左右両端の縦射〈タイト射〉の結合が $`f';g',\; f;g`$ とセミコロンで書いてあり、これは図式順結合記号です。仮想二重射はオペラッド〈複圏〉と同じように結合しますが、オペラッド結合にも図式順結合記号 $`;`$ を使っています。リスト $`(\phi_1, \cdots, \phi_n)`$ は図を右から左に見ながら書き出すってことでしょう。

ストリング図ではなぜか左から右への番号付けですから、次のようです。

ストリング図なら、オペラッド結合のテキスト記法 $`(\phi_1, \cdots, \phi_n); \psi`$ は自然に見えます。

[追記]

記号「$`\odot`$」をプロ射の外部結合に使うことは多いようですが、いつでも反図式順というわけではありません。パトリック・シュルツの次の論文では「$`\odot`$」を図式順で使っています。

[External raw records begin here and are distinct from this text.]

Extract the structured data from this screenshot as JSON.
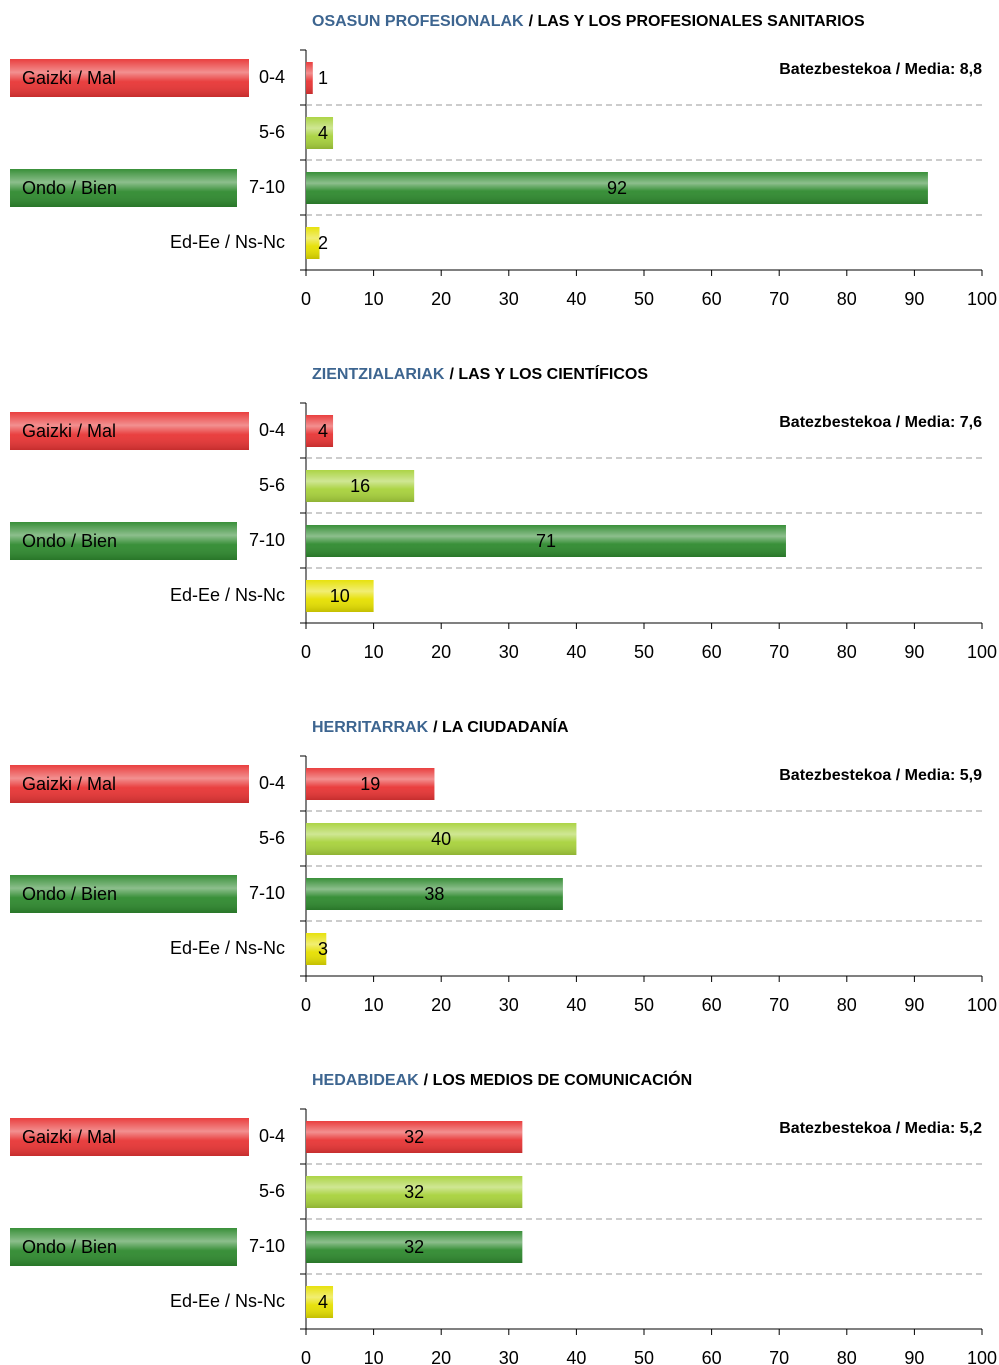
{
  "chart_data": [
    {
      "type": "bar",
      "orientation": "horizontal",
      "title_eu": "OSASUN PROFESIONALAK",
      "title_es": "/ LAS Y LOS PROFESIONALES SANITARIOS",
      "annotation": "Batezbestekoa / Media: 8,8",
      "categories": [
        "0-4",
        "5-6",
        "7-10",
        "Ed-Ee / Ns-Nc"
      ],
      "group_labels": [
        "Gaizki / Mal",
        null,
        "Ondo / Bien",
        null
      ],
      "group_colors": [
        "#e83535",
        null,
        "#2f8a2f",
        null
      ],
      "values": [
        1,
        4,
        92,
        2
      ],
      "colors": [
        "#e83535",
        "#a8d23c",
        "#2f8a2f",
        "#e6e000"
      ],
      "xlim": [
        0,
        100
      ],
      "xticks": [
        0,
        10,
        20,
        30,
        40,
        50,
        60,
        70,
        80,
        90,
        100
      ]
    },
    {
      "type": "bar",
      "orientation": "horizontal",
      "title_eu": "ZIENTZIALARIAK",
      "title_es": "/ LAS Y LOS CIENTÍFICOS",
      "annotation": "Batezbestekoa / Media: 7,6",
      "categories": [
        "0-4",
        "5-6",
        "7-10",
        "Ed-Ee / Ns-Nc"
      ],
      "group_labels": [
        "Gaizki / Mal",
        null,
        "Ondo / Bien",
        null
      ],
      "group_colors": [
        "#e83535",
        null,
        "#2f8a2f",
        null
      ],
      "values": [
        4,
        16,
        71,
        10
      ],
      "colors": [
        "#e83535",
        "#a8d23c",
        "#2f8a2f",
        "#e6e000"
      ],
      "xlim": [
        0,
        100
      ],
      "xticks": [
        0,
        10,
        20,
        30,
        40,
        50,
        60,
        70,
        80,
        90,
        100
      ]
    },
    {
      "type": "bar",
      "orientation": "horizontal",
      "title_eu": "HERRITARRAK",
      "title_es": "/ LA CIUDADANÍA",
      "annotation": "Batezbestekoa / Media: 5,9",
      "categories": [
        "0-4",
        "5-6",
        "7-10",
        "Ed-Ee / Ns-Nc"
      ],
      "group_labels": [
        "Gaizki / Mal",
        null,
        "Ondo / Bien",
        null
      ],
      "group_colors": [
        "#e83535",
        null,
        "#2f8a2f",
        null
      ],
      "values": [
        19,
        40,
        38,
        3
      ],
      "colors": [
        "#e83535",
        "#a8d23c",
        "#2f8a2f",
        "#e6e000"
      ],
      "xlim": [
        0,
        100
      ],
      "xticks": [
        0,
        10,
        20,
        30,
        40,
        50,
        60,
        70,
        80,
        90,
        100
      ]
    },
    {
      "type": "bar",
      "orientation": "horizontal",
      "title_eu": "HEDABIDEAK",
      "title_es": "/ LOS MEDIOS DE COMUNICACIÓN",
      "annotation": "Batezbestekoa / Media: 5,2",
      "categories": [
        "0-4",
        "5-6",
        "7-10",
        "Ed-Ee / Ns-Nc"
      ],
      "group_labels": [
        "Gaizki / Mal",
        null,
        "Ondo / Bien",
        null
      ],
      "group_colors": [
        "#e83535",
        null,
        "#2f8a2f",
        null
      ],
      "values": [
        32,
        32,
        32,
        4
      ],
      "colors": [
        "#e83535",
        "#a8d23c",
        "#2f8a2f",
        "#e6e000"
      ],
      "xlim": [
        0,
        100
      ],
      "xticks": [
        0,
        10,
        20,
        30,
        40,
        50,
        60,
        70,
        80,
        90,
        100
      ]
    }
  ]
}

一部を画面コピーで引用します。ペースティング図のラベルとテキスト内の $`P_1\odot\cdots\odot P_n`$ に注目してください。


[/追記]

注意事項

記法・図法は、人によりけり場合によりけりなので、毎回次のことを確認する必要があります。

  1. プロ射が縦射か横射か?
  2. ペースティング図において、プロ射がどの向きのアローで描かれるか?
  3. ストリング図において、プロ射がどの向きのワイヤーで描かれるか?
  4. テキスト記法で、横結合の記号が図式順か反図式順か?
  5. テキスト記法で、縦結合の記号が図式順か反図式順か?
  6. 射の並びに番号を付けるとき、どの方向(左から右、右から左、下から上、上から下)で番号付けをするか?

描画方向とテキスト書字方向の変化や多様性に対応するためにはそれなりのトレーニングが必要です。